Celebrity News February 04, 2022
Watch Cheslie Kryst’s Favorite ‘Extra’ Interview Moments
During her two years at “Extra,” Cheslie Kryst interviewed some of the biggest names, including Taylor Swift, Zendaya, Oprah Winfrey, and Denzel Washington.
In one of her final interviews, Cheslie and Denzel shared some laughs while discussing his dream hero superpower, which was the “power to heal.”
In December, Cheslie connected with Mariah Carey about their shared race.

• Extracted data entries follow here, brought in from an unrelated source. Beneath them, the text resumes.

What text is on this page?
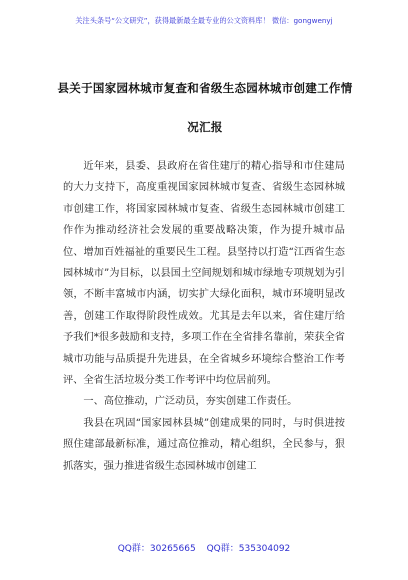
关注头条号“公文研究”，获得最新最全最专业的公文资料库！ 微信：gongwenyj
县关于国家园林城市复查和省级生态园林城市创建工作情
况汇报

近年来，县委、县政府在省住建厅的精心指导和市住建局的大力支持下，高度重视国家园林城市复查、省级生态园林城市创建工作，将国家园林城市复查、省级生态园林城市创建工作作为推动经济社会发展的重要战略决策，作为提升城市品位、增加百姓福祉的重要民生工程。县坚持以打造“江西省生态园林城市”为目标，以县国土空间规划和城市绿地专项规划为引领，不断丰富城市内涵，切实扩大绿化面积，城市环境明显改善，创建工作取得阶段性成效。尤其是去年以来，省住建厅给予我们*很多鼓励和支持，多项工作在全省排名靠前，荣获全省城市功能与品质提升先进县，在全省城乡环境综合整治工作考评、全省生活垃圾分类工作考评中均位居前列。

一、高位推动，广泛动员，夯实创建工作责任。

我县在巩固“国家园林县城”创建成果的同时，与时俱进按照住建部最新标准，通过高位推动，精心组织，全民参与，狠抓落实，强力推进省级生态园林城市创建工

QQ群：30265665 QQ群：535304092
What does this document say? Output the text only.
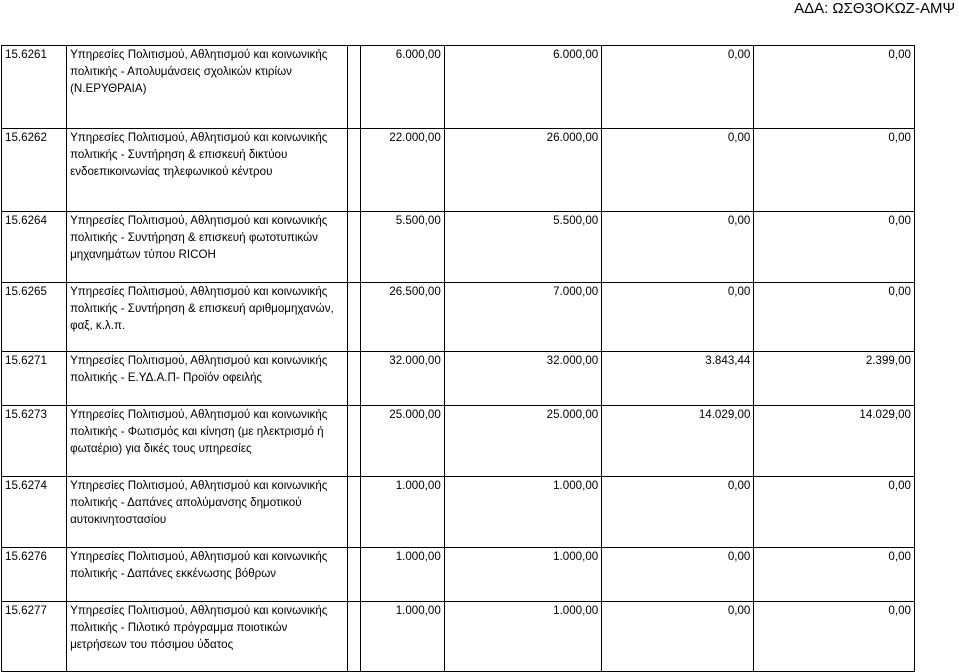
ΑΔΑ: ΩΣΘ3ΟΚΩΖ-ΑΜΨ
15.6261	Υπηρεσίες Πολιτισμού, Αθλητισμού και κοινωνικής πολιτικής - Απολυμάνσεις σχολικών κτιρίων (Ν.ΕΡΥΘΡΑΙΑ)		6.000,00	6.000,00	0,00	0,00
15.6262	Υπηρεσίες Πολιτισμού, Αθλητισμού και κοινωνικής πολιτικής - Συντήρηση & επισκευή δικτύου ενδοεπικοινωνίας τηλεφωνικού κέντρου		22.000,00	26.000,00	0,00	0,00
15.6264	Υπηρεσίες Πολιτισμού, Αθλητισμού και κοινωνικής πολιτικής - Συντήρηση & επισκευή φωτοτυπικών μηχανημάτων τύπου RICOH		5.500,00	5.500,00	0,00	0,00
15.6265	Υπηρεσίες Πολιτισμού, Αθλητισμού και κοινωνικής πολιτικής - Συντήρηση & επισκευή αριθμομηχανών, φαξ, κ.λ.π.		26.500,00	7.000,00	0,00	0,00
15.6271	Υπηρεσίες Πολιτισμού, Αθλητισμού και κοινωνικής πολιτικής - Ε.ΥΔ.Α.Π- Προϊόν οφειλής		32.000,00	32.000,00	3.843,44	2.399,00
15.6273	Υπηρεσίες Πολιτισμού, Αθλητισμού και κοινωνικής πολιτικής - Φωτισμός και κίνηση (με ηλεκτρισμό ή φωταέριο) για δικές τους υπηρεσίες		25.000,00	25.000,00	14.029,00	14.029,00
15.6274	Υπηρεσίες Πολιτισμού, Αθλητισμού και κοινωνικής πολιτικής - Δαπάνες απολύμανσης δημοτικού αυτοκινητοστασίου		1.000,00	1.000,00	0,00	0,00
15.6276	Υπηρεσίες Πολιτισμού, Αθλητισμού και κοινωνικής πολιτικής - Δαπάνες εκκένωσης βόθρων		1.000,00	1.000,00	0,00	0,00
15.6277	Υπηρεσίες Πολιτισμού, Αθλητισμού και κοινωνικής πολιτικής - Πιλοτικό πρόγραμμα ποιοτικών μετρήσεων του πόσιμου ύδατος		1.000,00	1.000,00	0,00	0,00
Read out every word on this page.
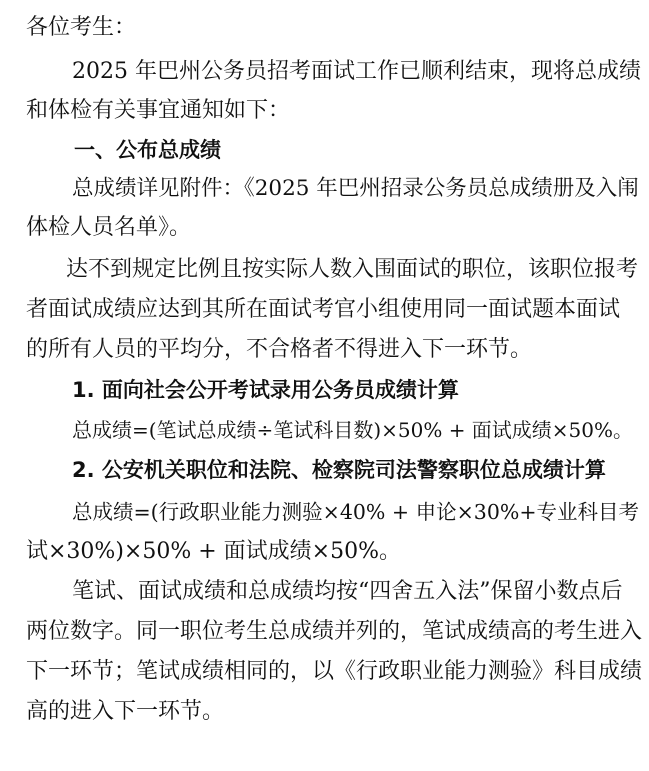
各位考生：
2025 年巴州公务员招考面试工作已顺利结束，现将总成绩
和体检有关事宜通知如下：
一、公布总成绩
总成绩详见附件：《2025 年巴州招录公务员总成绩册及入闱
体检人员名单》。
达不到规定比例且按实际人数入围面试的职位，该职位报考
者面试成绩应达到其所在面试考官小组使用同一面试题本面试
的所有人员的平均分，不合格者不得进入下一环节。
1. 面向社会公开考试录用公务员成绩计算
总成绩=(笔试总成绩÷笔试科目数)×50% + 面试成绩×50%。
2. 公安机关职位和法院、检察院司法警察职位总成绩计算
总成绩=(行政职业能力测验×40% + 申论×30%+专业科目考
试×30%)×50% + 面试成绩×50%。
笔试、面试成绩和总成绩均按“四舍五入法”保留小数点后
两位数字。同一职位考生总成绩并列的，笔试成绩高的考生进入
下一环节；笔试成绩相同的，以《行政职业能力测验》科目成绩
高的进入下一环节。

When Mariah brought up “feeling weird about being biracial,” Cheslie commented, “My dad is white and my mom is Black, so I relate to exactly what you’re talking about.”
The month before, Cheslie bonded with Taylor over cats after she told the hitmaker that she was thinking about adopting a Bengal.
In one of her earlier interviews for “Extra,” Cheslie had the opportunity to chat with Tom Hanks and Rita Wilson at the premiere of his 2019 movie “A Beautiful Day in the Neighborhood.” Cheslie recorded a video on her phone, saying, “I just talked to Tom Hanks. This is not a real job, this is crazy.”
Kryst, a mental health advocate, also interviewed celebrities like Gabrielle Union and Taraji P. Henson about their struggles with mental health ahead of her own passing.
In her interview with Gabrielle, she asked what advice the actress would have for anyone who was feeling hopeless. Gabrielle responded, “Take a lot more joy in the journey, but also therapy. Get it and have no shame about it.”
Kryst also asked Taraji how she managed to stay positive after experiencing her own suicidal thoughts. Taraji said, “You take each moment. It’s not like I wake up every day and I’m happy, but thank God I’m in therapy.”
Earlier this week, Cheslie’s death was ruled a suicide. Kryst, 30, took her own life, jumping from her New York City apartment building on January 30. Her final Instagram post was a beautiful picture with the haunting message, “May this day bring you rest and peace.”
Following the ruling, Cheslie’s mom April Simpkins revealed that she was “dealing with high-functioning depression,” which she kept hidden from everyone “until very shortly before her death.”